Produced by Marc Abraham, Eric Newman, Hilary Shor, Iain
Smith, and Tony Smith; written by Alfonso Cuarón, Timothy J. Sexton, David
Arata, Mark Fergus, and Hawk Ostby; directed by Alfonso Cuarón; based on the
P.D. James novel Children
of Men; cinematography by Emmanuel Lubezki; edited by Alfonso Cuarón and
Alex Rodriguez; production design by Jim Clay and Geoffrey Kirkland; costume
design by Jany Tenine; original music by John Tavener; starring Clive Owen,
Julianne Moore, Claire-Hope Ashitey, and Michael Caine. Color, 109 mins. A
Universal Pictures release.
It is above all the look of "Children of
Men" that stirs apprehension in the heart. Is this what we are all headed
for? The film is set in 2027, when assorted natural disasters, wars and
terrorist acts have rendered most of the world ungovernable, uninhabitable or
anarchic. Britain stands as an island of relative order, held in line by a
fearsome police state. It has been 18 years since Earth has seen the birth of a
human child.
There is much to be said about the story of
"Children of Men," directed by Alfonso
Cuaron and based on a lesser-known novel by P.D. James. Guerrilla fighters
occupy abandoned warehouses. The homeless live in hovels. Immigrants are
rounded up and penned in cages. The utilities cannot be depended upon. There
are, most disturbing of all, no children. Only dogs and cats remain to be cared
for and cherished.
As the film opens, the TV news reports that the
world's youngest person has been stabbed to death in Buenos Aires, because he
declined to give an autograph. Theo Faron (Clive
Owen), the film's hero, watches the news in a cafe and then leaves with his
paper cup in his hand. Seconds later, a bomb destroys the cafe. This is
essential: Faron is terrified. He crouches and fear freezes his face. This will
not be like action pictures where the hero never seems to fear death.

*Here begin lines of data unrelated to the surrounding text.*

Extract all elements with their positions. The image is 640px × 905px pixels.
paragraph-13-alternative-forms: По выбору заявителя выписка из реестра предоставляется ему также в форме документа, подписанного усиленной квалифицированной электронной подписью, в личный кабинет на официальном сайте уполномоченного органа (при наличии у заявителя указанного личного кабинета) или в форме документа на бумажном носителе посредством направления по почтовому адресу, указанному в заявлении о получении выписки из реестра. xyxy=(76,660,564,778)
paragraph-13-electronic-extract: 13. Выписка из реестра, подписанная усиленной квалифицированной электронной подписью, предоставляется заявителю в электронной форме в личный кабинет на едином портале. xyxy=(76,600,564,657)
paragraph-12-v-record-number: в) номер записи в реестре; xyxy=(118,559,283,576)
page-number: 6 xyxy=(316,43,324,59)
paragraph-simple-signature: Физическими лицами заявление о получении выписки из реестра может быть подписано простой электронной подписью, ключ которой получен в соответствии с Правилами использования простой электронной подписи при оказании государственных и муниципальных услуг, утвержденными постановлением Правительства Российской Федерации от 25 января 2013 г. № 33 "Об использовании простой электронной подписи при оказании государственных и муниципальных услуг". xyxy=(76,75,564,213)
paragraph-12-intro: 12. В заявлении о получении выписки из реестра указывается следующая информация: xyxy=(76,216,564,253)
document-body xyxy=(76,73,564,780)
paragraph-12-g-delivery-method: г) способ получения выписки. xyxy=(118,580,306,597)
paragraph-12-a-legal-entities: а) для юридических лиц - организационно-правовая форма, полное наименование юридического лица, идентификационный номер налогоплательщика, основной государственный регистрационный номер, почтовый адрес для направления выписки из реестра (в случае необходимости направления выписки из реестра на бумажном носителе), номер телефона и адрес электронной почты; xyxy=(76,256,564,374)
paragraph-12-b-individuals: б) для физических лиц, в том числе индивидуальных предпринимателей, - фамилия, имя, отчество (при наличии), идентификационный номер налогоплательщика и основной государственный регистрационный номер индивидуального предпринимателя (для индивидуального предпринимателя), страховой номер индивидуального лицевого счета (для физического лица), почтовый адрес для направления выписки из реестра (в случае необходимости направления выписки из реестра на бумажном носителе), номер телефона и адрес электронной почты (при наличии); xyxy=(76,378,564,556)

Britain, as the last functioning nation, has
closed its borders, and is engaged in a war between the establishment and a
band of rebels who support immigrant rights. Faron is kidnapped by this group,
headed by Julian Taylor (Julianne
Moore), who was once his lover; they lost a child.
Her associate, Luke (Chiwetel
Ejiofor, in another unexpected character), backs her up with muscle and
wisdom. Interestingly, there seems to be no racial prejudice in this Britain;
they don't care what color you are, as long as you were on board before they
pulled up the rope. Julian's group wants Faron's influence to get travel papers
for Kee (Clare-Hope Ashitey), so the young woman can be smuggled out of the
country and to refuge in a rumored safe haven. Kee is a key to the future; the
movie's advertising tells you why, but I will not.
The center of the film involves the journey
toward the coast, which Faron and Kee undertake with Julian, Luke and Miriam (Pam
Ferris), who is both watchdog and nurse. Along the way, they are pursued by
Homeland Security troops, and there is a chase scene with one of the most
sudden and violent moments I have ever seen in a film. Not all of the chases in
all of the Bournes equal this one, shot in a single take by one camera, for
impact.
Here again, the action scenes seem rooted in
sweat and desperation. Small details: Even in the midst of a firefight, dogs
scamper in the streets. Faron's hand reaches out to touch and reassure the
nearest animal, and I was reminded of Jack London's belief that dogs (not cats
so much) see us as their gods. Apparently sterility affects only humans on
Earth; when we are gone, will the dogs still tirelessly search for us?
I wanted to use Hitchcock's term "MacGuffin”....The lack of children and the possibility of children are the MacGuffins in
"Children of Men," inspiring all the action, but the movie significantly
never tells us why children stopped being born, or how they might become
possible again. The children-as-MacGuffin is simply a dramatic device to avoid
actual politics while showing how the world is slipping away from civility and
co-existence. The film is not really about children; it is about men and women,
and civilization, and the way that fear can be used to justify a police state.
I admire that plot decision. I would have felt
let down if the movie had a more decisive outcome; it is about the struggle,
not the victor, and the climax in my opinion is open-ended. The performances
are crucial, because all of these characters have so completely internalized
their world that they make it palpable, and themselves utterly convincing.
Cuaron fulfills the promise of futuristic
fiction; characters do not wear strange costumes or visit the moon, and the
cities are not plastic hallucinations, but look just like today, except tired
and shabby. Here is certainly a world ending not with a bang but a whimper, and
the film serves as a cautionary warning. The only thing we will have to fear in
the future, we learn, is the past itself.
PS: This film is also very self-aware; i.e. it knows its roots. For example,
a brilliant scene featuring the brilliant and underrated Danny Huston
as a "Noah of the arts", living alone with his deranged 20something son
in a revamped Tate Modern, manages to throw in a Pink Floyd cover. And there are the obvious allusions to 1984 or Brave New World, what with the government-approved suicide rations and overbearing bureaucracy.